Today's Southern has a pretty meaty summary of the recent Simon Public Policy Institute study on Illinois politics, including a link to the full study and a link to a related conversation on WDBX.
The most intriguing thing in the article, which arises from the WDBX conversation, is an effort to compare the gun violence/gun control impasse with that regarding the Illinois budget.
My initial reaction was to say that comparison isn't very telling. After all, one side, the NRA, is pretty much having its way by ensuring we all have the right to buy assault rifles, even if we are not allowed to get on an airplane because we're on a terrorist watch list. In Illinois, on the other hand, neither Rauner nor Madigan is getting what they want, at least if Madigan wants social services and education funded and Rauner wants pro-business reforms. But . . .
There is, however, the fundamental similarity that when government fails to work--when it fails to address gun violence, or fund education and social services--this is more painful to liberals than to conservatives. This not because conservatives are evil--let's leave that issue unresolved--but because they believe in less government, and tend to believe less in government. Republican voters either need government less, because they are wealthy, or think they need government less, due to their belief in self-reliance and fear of government overreach. So they may not be happy that government is a mess, but they aren't surprised or disappointed, as they've always harbored doubts about the ability of government to solve rather than to create problems.

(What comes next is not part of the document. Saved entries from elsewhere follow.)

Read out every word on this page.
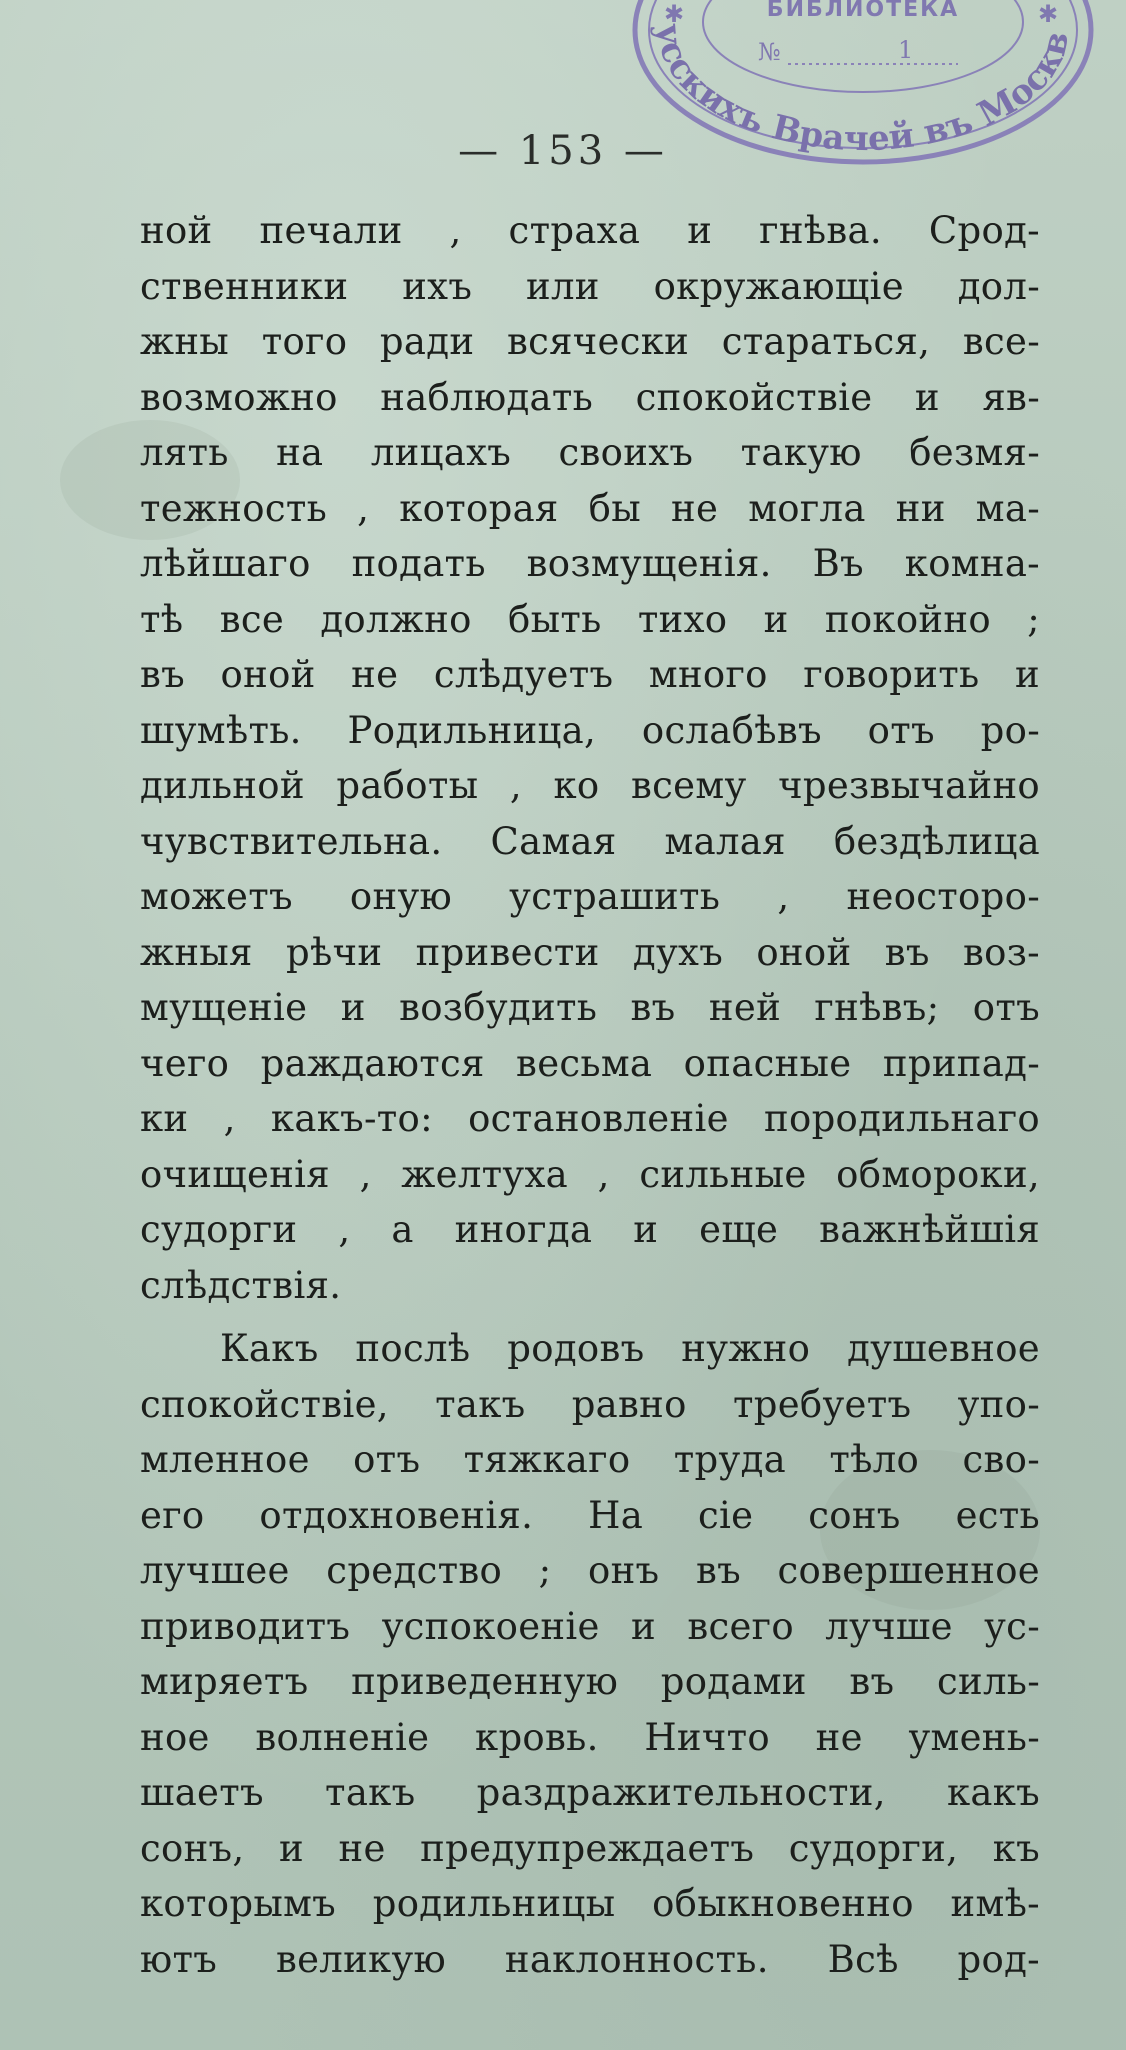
✱	✱
БИБЛИОТЕКА
№	1
усскихъ Врачей въ Москв
— 153 —
ной печали , страха и гнѣва. Срод-
ственники ихъ или окружающіе дол-
жны того ради всячески стараться, все-
возможно наблюдать спокойствіе и яв-
лять на лицахъ своихъ такую безмя-
тежность , которая бы не могла ни ма-
лѣйшаго подать возмущенія. Въ комна-
тѣ все должно быть тихо и покойно ;
въ оной не слѣдуетъ много говорить и
шумѣть. Родильница, ослабѣвъ отъ ро-
дильной работы , ко всему чрезвычайно
чувствительна. Самая малая бездѣлица
можетъ оную устрашить , неосторо-
жныя рѣчи привести духъ оной въ воз-
мущеніе и возбудить въ ней гнѣвъ; отъ
чего раждаются весьма опасные припад-
ки , какъ-то: остановленіе породильнаго
очищенія , желтуха , сильные обмороки,
судорги , а иногда и еще важнѣйшія
слѣдствія.
Какъ послѣ родовъ нужно душевное
спокойствіе, такъ равно требуетъ упо-
мленное отъ тяжкаго труда тѣло сво-
его отдохновенія. На сіе сонъ есть
лучшее средство ; онъ въ совершенное
приводитъ успокоеніе и всего лучше ус-
миряетъ приведенную родами въ силь-
ное волненіе кровь. Ничто не умень-
шаетъ такъ раздражительности, какъ
сонъ, и не предупреждаетъ судорги, къ
которымъ родильницы обыкновенно имѣ-
ютъ великую наклонность. Всѣ род-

This all makes Madigan's intransigence in Springfield more unforgivable, to my mind. It may be true that people tend to blame the governor when state government fails to work. But people won't blame Rauner, despite all his evident flaws, for a crisis that began long before he took office. Madigan's scorched earth tactics are irresponsible even on a purely political level, it seems to me, as the less confidence the people of Illinois have in state government, the less likely they will be to vote for folks who want state government to do more of the things Democrats want government to do--educate, heal, and support people. This not to mention the real and permanent harm done by a year of budgetary chaos--after the real and permanent harm done by year upon year of budgetary disarray under Democratic leadership.
So I think the Democrats are losing. The answer, it seems to me, is pretty clear. You give Rauner a little bit of the reform he wants. Let's grant that those reforms are a bad thing. But Rauner's demands have been watered down since he took office. You don't have to give him everything he wants, just enough to ensure he clearly looks like the uncompromising one in the room. If you are clever, you give him almost nothing, but convince people, by giving a little and moderating your rhetoric, that you're the grownup. I think we've seen that neither side is going to win by remaining uncompromising.
As a price for minor reform, you get a decent budget, backed by a moderate tax increase. If Illinois starts working again, I think that has to be good news, in the long run, for the Democrats--as well as, far more importantly, the state of Illinois.
Unfortunately both sides think they can win in November, so we'll be in crisis mode at least that long. And I've been following Illinois politics for long enough to know that hopes that folks will be statesmanlike and get the job done after the next election, or primary, or filing deadline for the next election or primary, are as likely to be dashed as any other hopes for good government in Illinois.